Le capital initial de la société d’économie mixte locale “Dynamise”, société constituée avec l’assentiment de l’Etat, précise la Région, est d’un montant de 10 M€, réparti entre la Région (51%), la Banque des Territoires (25%), le Crédit Mutuel (24%). La SEM se dit ouverte à l’arrivée d’autres collectivités du territoire.
UN LABORATOIRE COMPATIBLE « GRAND EST INSIDE »
Créé en Alsace en 2006, le laboratoire français Biosynex, fournisseurs des pharmacies, des laboratoires et des hôpitaux, conçoit fabrique et distribue, entre autres produits, des tests de diagnostic rapide, dans des versions à usage autotest ou professionnel. L’entreprise emploie 180 collaborateurs et a réalisé un chiffre d’affaires de 34,2 M€ en 2019, avec un résultat net en progression de 249%.
Dans un communiqué du 26 mars, Biosynex annonce le lancement d’un test rapide de détection des anticorps spécifiques du Covid-19, à partir d’une goutte de sang, avec ce commentaire : « En France, le test sérologique est envisagé pour un dépistage massif dans lequel semble vouloir s’engager le Conseil scientifique du Ministère de la Santé, à l’issu de la période de confinement ».
UNE CAPACITÉ DE 100 000 TESTS PAR JOUR
Depuis cette annonce Biosynex affirme avoir mis ce test, labellisé CE, à disposition d’hôpitaux et de laboratoires, dans l’attente des recommandations de la Haute Autorité de Santé et d’un éventuel remboursement par l’Assurance Maladie. D’autres commandes viennent de pays européens et africains.

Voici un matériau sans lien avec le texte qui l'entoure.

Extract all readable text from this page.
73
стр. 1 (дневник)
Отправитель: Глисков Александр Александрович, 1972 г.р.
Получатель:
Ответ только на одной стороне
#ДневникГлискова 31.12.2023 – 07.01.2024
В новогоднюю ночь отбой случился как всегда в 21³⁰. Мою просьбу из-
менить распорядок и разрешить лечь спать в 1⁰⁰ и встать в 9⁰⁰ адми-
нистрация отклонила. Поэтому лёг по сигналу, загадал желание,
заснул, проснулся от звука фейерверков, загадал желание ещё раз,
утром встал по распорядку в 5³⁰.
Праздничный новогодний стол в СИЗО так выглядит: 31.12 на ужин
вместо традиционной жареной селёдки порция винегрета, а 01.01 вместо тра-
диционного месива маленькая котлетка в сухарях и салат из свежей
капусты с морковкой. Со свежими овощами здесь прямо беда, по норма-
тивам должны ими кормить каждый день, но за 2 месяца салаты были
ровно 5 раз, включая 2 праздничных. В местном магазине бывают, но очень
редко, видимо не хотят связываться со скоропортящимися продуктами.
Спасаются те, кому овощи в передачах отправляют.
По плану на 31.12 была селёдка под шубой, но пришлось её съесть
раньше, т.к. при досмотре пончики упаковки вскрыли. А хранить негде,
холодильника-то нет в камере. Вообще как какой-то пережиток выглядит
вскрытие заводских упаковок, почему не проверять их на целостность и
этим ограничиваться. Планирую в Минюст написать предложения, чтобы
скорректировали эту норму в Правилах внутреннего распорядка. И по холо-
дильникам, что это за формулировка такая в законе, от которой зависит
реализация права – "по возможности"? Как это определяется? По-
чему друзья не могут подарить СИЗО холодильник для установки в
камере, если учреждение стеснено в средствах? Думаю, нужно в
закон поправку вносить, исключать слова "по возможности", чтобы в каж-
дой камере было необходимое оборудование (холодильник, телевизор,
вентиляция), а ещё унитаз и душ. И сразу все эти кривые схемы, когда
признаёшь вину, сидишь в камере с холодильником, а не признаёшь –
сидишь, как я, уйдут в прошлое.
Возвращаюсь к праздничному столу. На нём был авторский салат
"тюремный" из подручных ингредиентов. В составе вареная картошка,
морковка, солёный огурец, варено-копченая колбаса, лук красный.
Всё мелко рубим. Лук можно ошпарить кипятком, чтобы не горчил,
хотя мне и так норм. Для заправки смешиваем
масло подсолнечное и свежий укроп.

Biosynex qui donne la priorité de ses livraisons à la France envisage, en coordination avec son partenaire chinois, la mise en place d’une unité de production à Strasbourg, avec un objectif de 100 000 tests par jour d’ici à fin mai. Pour l’instant, privilégiant le test PCR, naso-pharyngé, la Haute Autorité de Santé s’en tient à son avis du 6 mars dernier : « Le recours à des tests sérologiques ou sanguins pour rechercher le virus ou des anticorps n’est pas recommandé pour poser un diagnostic ». Producteur du test sérologique, Biosynex, comme une vingtaine d’autres laboratoires sur le territoire national, peut vendre sous le label Communauté Européenne un dispositif non remboursé par la Sécurité Sociale.
LE CHOIX CALCULÉ DES TESTS SÉROLOGIQUES
Jean Rottner place les intentions de la Région dans le respect des directives gouvernementales : « Dire à l’Etat comment nous pouvons, à ses côtés, être un acteur de la santé publique et du développement économique … Le jour d’après se prépare aujourd’hui et en produisant chez nous ».
Au cours de sa conférence de presse du 15 avril, le Président du Conseil régional a justifié ses choix : « Il s’agit d’un devoir d’anticipation assumée. Je n’aurais pas pris cette initiative de précommande sans avoir la conviction que ces tests sérologiques seront un des éléments de sortie du confinement. Nous sommes en phase avec la stratégie nationale…». Et Jean Rottner fait ce pari : « J’espère passer une commande ferme dans les quinze jours à venir ».